Pakistan faces tremendous U.S. pressure to eradicate militants from its soil and has launched several military operations in the Afghan border region.

The U.S. has stepped up drone attacks against militants in the area, causing tension with Pakistani officials who protest they are a violation of the country's sovereignty and kill innocent civilians.

Monday's highly coordinated attack highlighted that militants in the country pose a threat far outside the border region. It prompted Interior Ministry chief Rehman Malik, Pakistan's top civilian security official, to say that militant groups were "destabilizing the country."

After gunmen stormed the academy, masses of security forces surrounded the compound, exchanging fire in televised scenes reminiscent of the militant siege in the Indian city of Mumbai in November and the attack on Sri Lanka's cricket team.

Officials Tuesday were still trying to sort out how many attackers were involved, giving varying accounts to the media.

A senior Lahore police investigator, Zulfikar Hameed, told the AP that three of the attackers blew themselves up when commandos retook the police academy and one was shot by security forces.

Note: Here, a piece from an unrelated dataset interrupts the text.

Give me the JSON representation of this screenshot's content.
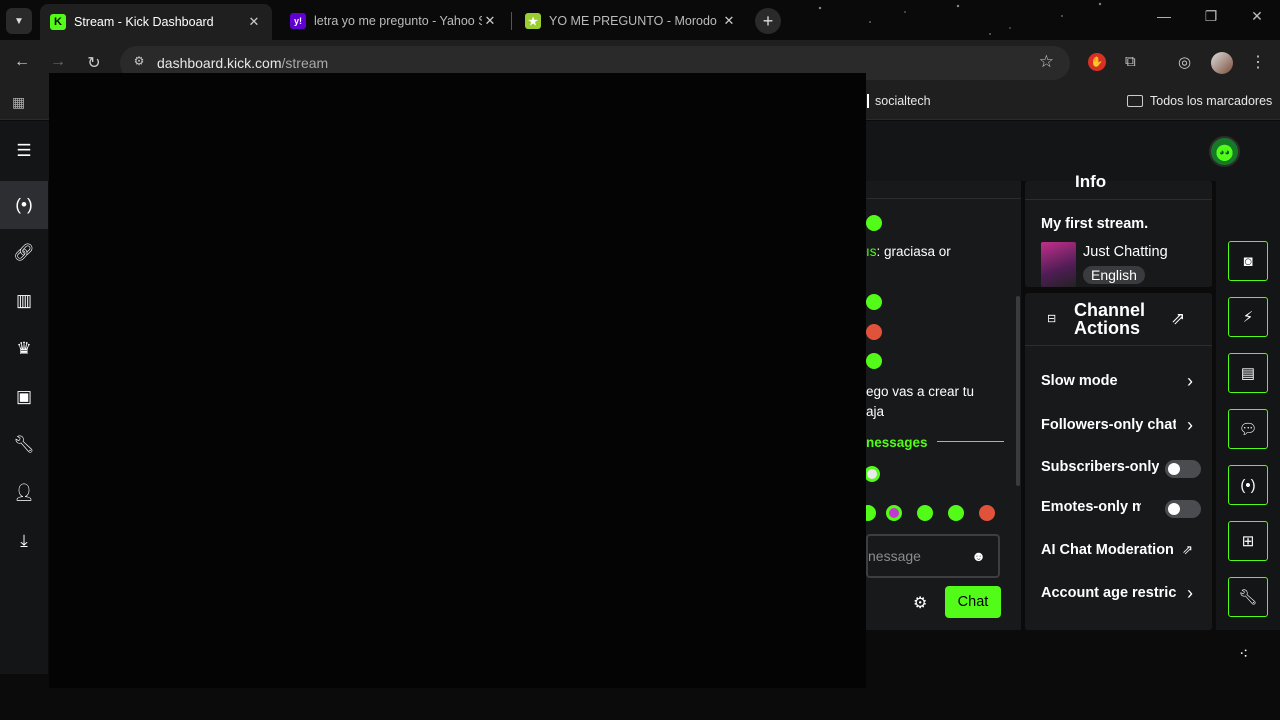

Hameed said it was difficult to say precisely how many militants carried out the attack and some may have escaped.

Tasneem Qureshi, a top official at the Interior Ministry, told an Express News TV that four attackers were in custody and "one, who was wounded, managed to escape."

Punjab police chief, Khawaja Khalid Farooq, said one of the captured militants had provided useful information and that about 50 other people in Lahore were detained overnight for questioning.